Four images of a man walking across a room between a coffee table and a sofa
Photo: Jason Dorfman
The WiGait wall sensor uses radio signals to detect nearby movement and walking patterns without the use of wearables.

A smart home with walls capable of monitoring each person’s health without wearable fitness trackers just got a step closer. A research group based primarily at MIT has shown how a picture-size wall sensor can detect the walking speed and stride length of people based on how their bodies interfere with radio signals.

The WiGait system works by transmitting low-power radio signals and analyzing how those radio signals reflect off of people’s bodies within a radius of 9 to 12 meters. It can also detect the walking patterns of multiple people and works across physical barriers such as walls within a home. According to its inventors, this “invisible” sensor could combined with wearable devices used to track other fitness measures—especially for older people with chronic conditions such as Parkinson’s disease and multiple sclerosis.

“Technological advances have made it possible to envision a world where the home can use ambient wireless signals to monitor the health of its occupants, track metrics related to chronic diseases, and alert the caregiver for health emergencies and risks,” says Chen-Yu Hsu, a Ph.D. student at the Computer Science and Artificial Intelligence Laboratory at MIT.

The MIT researchers previously showed that similar analysis of radio signals could reveal the breathing and heart rate of people without requiring wearable devices, Hsu says. Their latest WiGait demonstration—a collaboration that includes the Hong Kong University of Science and Technology and Boston University School of Medicine—showed it could accurately track the walking speed and stride length.

Walking speed can help predict health events related to conditions such as heart failure, certain lung diseases, kidney failure, and stroke. Both walking speed and stride length can also help assess the fall risk of seniors and their ability to handle normal activities such as bathing and eating. The United States has 13 million seniors living alone at home who might benefit from such as fairly non-invasive method of health monitoring. The research team are scheduled to present the results of their study at the Association for Computing Machinery’s (ACM) Conference on Human Factors in Computing Systems (CHI 2017) being held in Denver, Colorado next week.

Early testing even provided glimpses of how WiGait could help reveal a much broader set of health conditions. One of the early tests in a private home detected a person waking up at night to pace back and forth. It turned out that the individual happened to suffer from severe anxiety. Such information could help tip off caregivers and allow them to help the people in question.

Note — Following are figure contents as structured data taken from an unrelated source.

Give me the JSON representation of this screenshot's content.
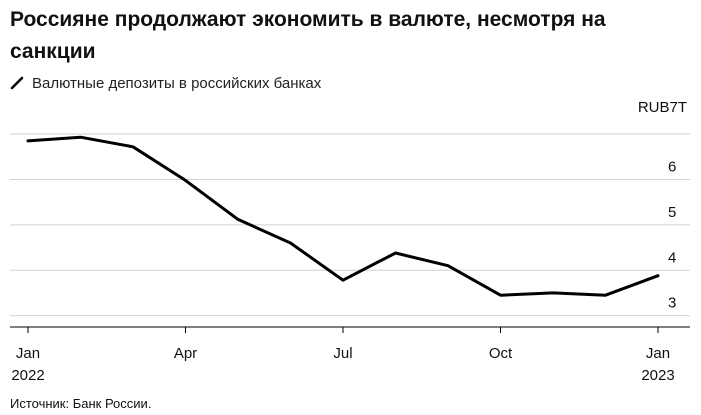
{
  "chart_data": {
    "type": "line",
    "title": "Россияне продолжают экономить в валюте, несмотря на санкции",
    "series": [
      {
        "name": "Валютные депозиты в российских банках",
        "color": "#000000",
        "values": [
          6.85,
          6.93,
          6.72,
          5.98,
          5.12,
          4.6,
          3.78,
          4.38,
          4.1,
          3.45,
          3.5,
          3.45,
          3.88
        ]
      }
    ],
    "x": [
      "2022-01",
      "2022-02",
      "2022-03",
      "2022-04",
      "2022-05",
      "2022-06",
      "2022-07",
      "2022-08",
      "2022-09",
      "2022-10",
      "2022-11",
      "2022-12",
      "2023-01"
    ],
    "x_ticks": [
      {
        "label": "Jan",
        "sublabel": "2022",
        "index": 0
      },
      {
        "label": "Apr",
        "sublabel": "",
        "index": 3
      },
      {
        "label": "Jul",
        "sublabel": "",
        "index": 6
      },
      {
        "label": "Oct",
        "sublabel": "",
        "index": 9
      },
      {
        "label": "Jan",
        "sublabel": "2023",
        "index": 12
      }
    ],
    "y_ticks": [
      3,
      4,
      5,
      6
    ],
    "ylim": [
      2.75,
      7.75
    ],
    "y_unit": "RUB7T",
    "grid": true,
    "y_axis_side": "right",
    "legend_position": "top-left",
    "source": "Источник: Банк России."
  }
}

“We all worry about the health of our parents and grandparents,” Hsu says. “We’ve experienced first hand the need for in-home, non-invasive health monitoring to give us peace of mind about our parents’ health.”

Test deployments in homes showed that people quickly became comfortable with the WiGait radio transmitter and sensor—called the WiTrack—and did not have much in the way of privacy concerns. That’s likely because the WiTrack system can only detect the presence and location of motion.

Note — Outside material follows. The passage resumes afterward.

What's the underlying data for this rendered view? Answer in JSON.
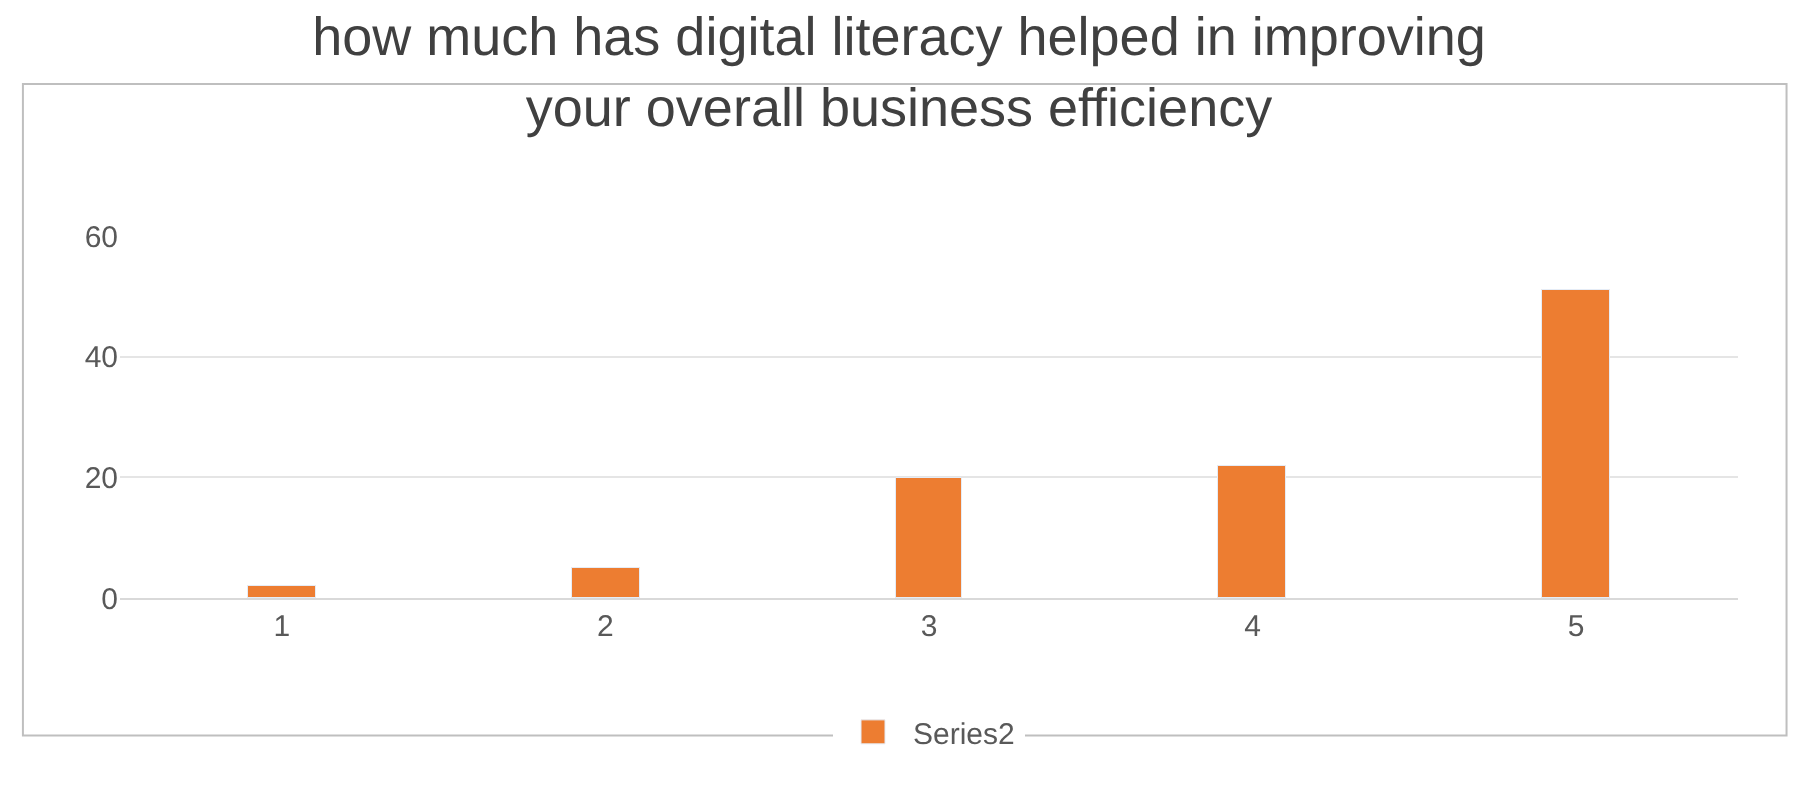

But people seemed more alarmed about privacy issues when asked if they would allow cameras or Microsoft Kinect devices to track their walking speed and stride length. Such devices can also capture the shape of people’s bodies.

Past research has shown that a person’s walking speed can be used to identify individuals. The WiGait team says it could add that capability to the system, but wants to be mindful of the possible privacy issues involving multiple people in such monitoring environments.

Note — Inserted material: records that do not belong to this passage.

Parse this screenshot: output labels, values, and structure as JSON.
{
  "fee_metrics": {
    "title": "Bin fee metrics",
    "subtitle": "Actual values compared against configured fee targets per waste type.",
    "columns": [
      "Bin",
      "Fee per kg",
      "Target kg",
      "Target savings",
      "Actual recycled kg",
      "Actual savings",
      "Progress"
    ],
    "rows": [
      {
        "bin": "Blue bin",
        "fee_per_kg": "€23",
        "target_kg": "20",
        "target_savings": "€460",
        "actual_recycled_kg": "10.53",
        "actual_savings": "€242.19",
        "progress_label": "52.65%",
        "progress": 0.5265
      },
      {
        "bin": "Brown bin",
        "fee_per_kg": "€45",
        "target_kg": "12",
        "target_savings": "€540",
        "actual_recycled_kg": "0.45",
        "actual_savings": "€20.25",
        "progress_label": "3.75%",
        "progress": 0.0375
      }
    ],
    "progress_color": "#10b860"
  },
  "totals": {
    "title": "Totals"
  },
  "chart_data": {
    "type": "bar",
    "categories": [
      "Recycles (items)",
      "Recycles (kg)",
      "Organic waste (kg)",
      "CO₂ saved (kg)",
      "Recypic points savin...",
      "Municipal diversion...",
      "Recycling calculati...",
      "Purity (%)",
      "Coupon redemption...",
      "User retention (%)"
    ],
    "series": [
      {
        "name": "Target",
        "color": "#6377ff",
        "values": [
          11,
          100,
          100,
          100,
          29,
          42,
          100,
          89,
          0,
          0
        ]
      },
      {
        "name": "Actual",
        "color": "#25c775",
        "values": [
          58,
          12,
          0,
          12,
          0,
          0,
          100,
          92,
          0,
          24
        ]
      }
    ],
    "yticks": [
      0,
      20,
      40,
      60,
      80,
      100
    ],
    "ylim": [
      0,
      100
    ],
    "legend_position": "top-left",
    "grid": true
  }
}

The researchers faced a challenge in developing the WiGait system’s ability to monitor walking speed and stride length based purely on weak radio signals. They relied upon machine learning algorithms—a popular form of artificial intelligence capable of finding patterns in large collections of data—to separate out walking periods from other activities and find the stable phase within each walking period to analyze speed and stride length.

Early comparisons with standard test methods have proven promising. WiGait proved it could compute walking speed with an accuracy 95-99.8 percent across all 18 test participants. The accuracy for stride length varied more—between almost 86 and 99.8 percent.

This initial WiGait demonstration focused on showing it could accurately track the walking patterns of healthy people. But a next step for the MIT group and their colleagues at the Boston University College of Health and Rehabilitation will refine WiGait to make sure the system can accurately track the walking patterns of people with chronic health conditions. And they have been thinking of spinning out a startup to commercialize the technology, says Hsu.